Aslında CHP ilk kez akıllıca bir öneri yapmıştır endi açısından
İhsanoğlu’nu aday göstererek. Kendi isteklerine değil, AKP’nin
tabanından da oy alabilecek bir aday göstererek Böylece AKP’nin
tabanında bulunan ama başka alternatif olmadığı için ona mahkûm olan;
Erdoğan’ın böylesine keyfi egemenliğinden ve elinde dizginlenemez bir
güç biriktirmesinden tedirgin olanlara, memnuniyetsizliklerini ve
protestolarını ifade edecek bir alternatif sunmuştur.
Eğer ilk turda “Laikler”in ve Alevilerin protesto oyları Demirtaş’a
akar ve yüzde onu geçerse ve yine eğer ikinci turda Başkanlık sistemine
karşı olanlar İhsanoğlu’na oy verir ve Erdoğan kazanamazsa, Türkiye’de
bütün dengeler alt üst olur ve muazzam bir demokrasi rüzgârı esmeye
başlar: Bu ezilenlerin toparlanması; cesaretlenmesi; sokaklara çıkması,
hakları için mücadeleye girmesi için muazzam olanaklar açar.
Birinci turda Demirtaş’a oy verin. Yakışıklı ve genç olduğu için
değil; az çok demokratik özlemleri ifade ettiği için değil, güzel
konuştuğu, sempatik ve güleç olduğu için değil; Protestonuzu ifade etmek
ve boykot ederek başkanlık sistemine oy verir duruma düşmemek için.

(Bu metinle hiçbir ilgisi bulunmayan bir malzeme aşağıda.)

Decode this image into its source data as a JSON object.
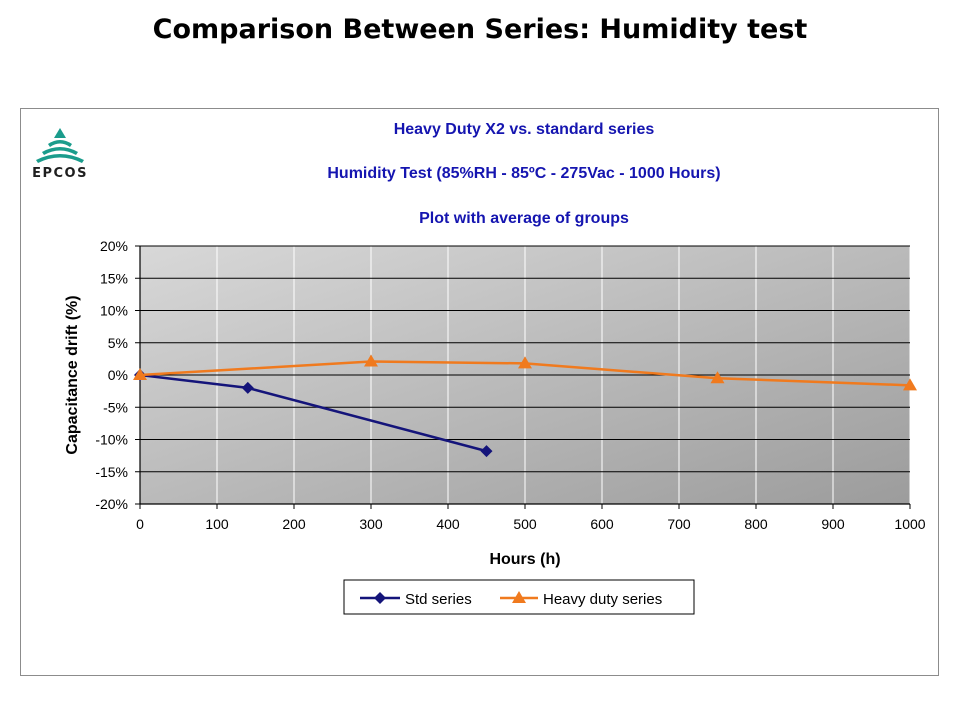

İkinci turda da İhsanoğlu’na oy verin. Akıllı, âlim, centilmen vs.
olduğu için değil. Sadece seçilmesi ve ona verilen oylar başkanlık
sistemine karşı duruşu ifade edeceği için.
Ancak dar kafalılar kendi özlemlerine uygun aday ararlar. Geniş ve
stratejik düşünenler, karşı tarafın içinde de taraftar bulacak;
önyargıları yıkacak; karşı taraftaki bölünmeleri ve tereddütleri
arttıracak adaylar; formülasyonlar ararlar ve onlara oy verirler.
Tam da seçimlere fazla bir değer vermedikleri için böyle yaparlar.